Pourtant, alors que d’un côté ils pourfendent la complexité du passage à l’électrique, les constructeurs assurent de l’autre que les freins technologiques ont été levés. Plus rien ne devrait donc empêcher l’acceptabilité du véhicule électrique par les automobilistes. Interrogé lors d’une table-ronde de la PFA en janvier, Gilles Le Borgne, conseiller du directeur général de Renault et ancien responsable de l’ingénierie de la marque, revenait ainsi sur les idées reçues. La plus persistante concerne les émissions des voitures électriques. “Nous avons fait des travaux au sein de la PFA qui montrent que sur l’ensemble du cycle de vie d’un véhicule, l’électrique est la meilleurs solution“, tranche-t-il, soulignant que c’est particulièrement le cas en France étant donné le mix énergétique décarboné.
Le lent décollage de l’occasion
La durée de vie des batteries inquiète aussi les automobilistes, étant donné leur coût. Un fantasme, pour Gilles Le Borgne qui s’appuie sur le retour d’expérience de la Renault Zoé, lancée en 2013. “On atteint 80% du maintien de la capacité de la batterie jusqu’à 160 000 kilomètres, il n’y a donc pas de problème, assure-t-il. Et aujourd’hui, les nouvelles technologies de batteries améliorent la situation.”
Reste le prix d’achat, toujours élevé. “Le marché de l’occasion est très important pour cela, six Français sur sept achètent leur véhicule d’occasion“, rappelle ainsi Clément Molizon. Celui commence à peine à décoller, avec plus de 136 000 voitures électriques d’occasion vendues en 2024, en progression de 54% par rapport à 2023. “C’est là que l’on verra la véritable démocratisation de l’électrique“, veut croire le responsable d’Avere France.

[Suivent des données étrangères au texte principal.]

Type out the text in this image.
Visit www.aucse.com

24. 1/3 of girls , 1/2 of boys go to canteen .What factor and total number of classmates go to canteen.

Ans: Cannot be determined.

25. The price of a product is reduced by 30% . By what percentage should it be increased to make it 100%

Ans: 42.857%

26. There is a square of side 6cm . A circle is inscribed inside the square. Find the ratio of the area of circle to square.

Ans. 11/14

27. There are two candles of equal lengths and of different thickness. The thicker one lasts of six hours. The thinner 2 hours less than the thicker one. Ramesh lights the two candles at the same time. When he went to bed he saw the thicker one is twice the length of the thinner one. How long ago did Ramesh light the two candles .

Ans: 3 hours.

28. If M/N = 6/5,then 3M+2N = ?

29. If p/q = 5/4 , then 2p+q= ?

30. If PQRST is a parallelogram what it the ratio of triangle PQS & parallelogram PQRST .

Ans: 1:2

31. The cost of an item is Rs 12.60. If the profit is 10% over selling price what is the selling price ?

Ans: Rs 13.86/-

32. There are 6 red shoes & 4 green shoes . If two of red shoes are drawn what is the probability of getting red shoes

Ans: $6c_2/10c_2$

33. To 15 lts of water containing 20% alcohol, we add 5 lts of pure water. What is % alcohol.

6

Un levier doit cependant encore être actionné pour y parvenir, celui de l’électrification des flottes d’entreprises qui traditionnellement achètent des véhicules neufs et les revendent rapidement d’occasion. La loi d’orientation sur les mobilités de 2019 impose aux entreprises un pourcentage minimum d’achat de voitures électriques, qui n’est pas respecté selon Transport et Environnement. Un amendement au projet de loi de finances pour 2025 prévoit cependant d’imposer des amendes aux entreprises en retard. De quoi peut-être dynamiser enfin le marché de l’occasion et redorer le blason de l’électrique. Tout autant d’arguments qui ne sont pour l’instant pas repris ni par les constructeurs automobiles ni par les pouvoirs publics pour réellement donner sa chance à l’électrique.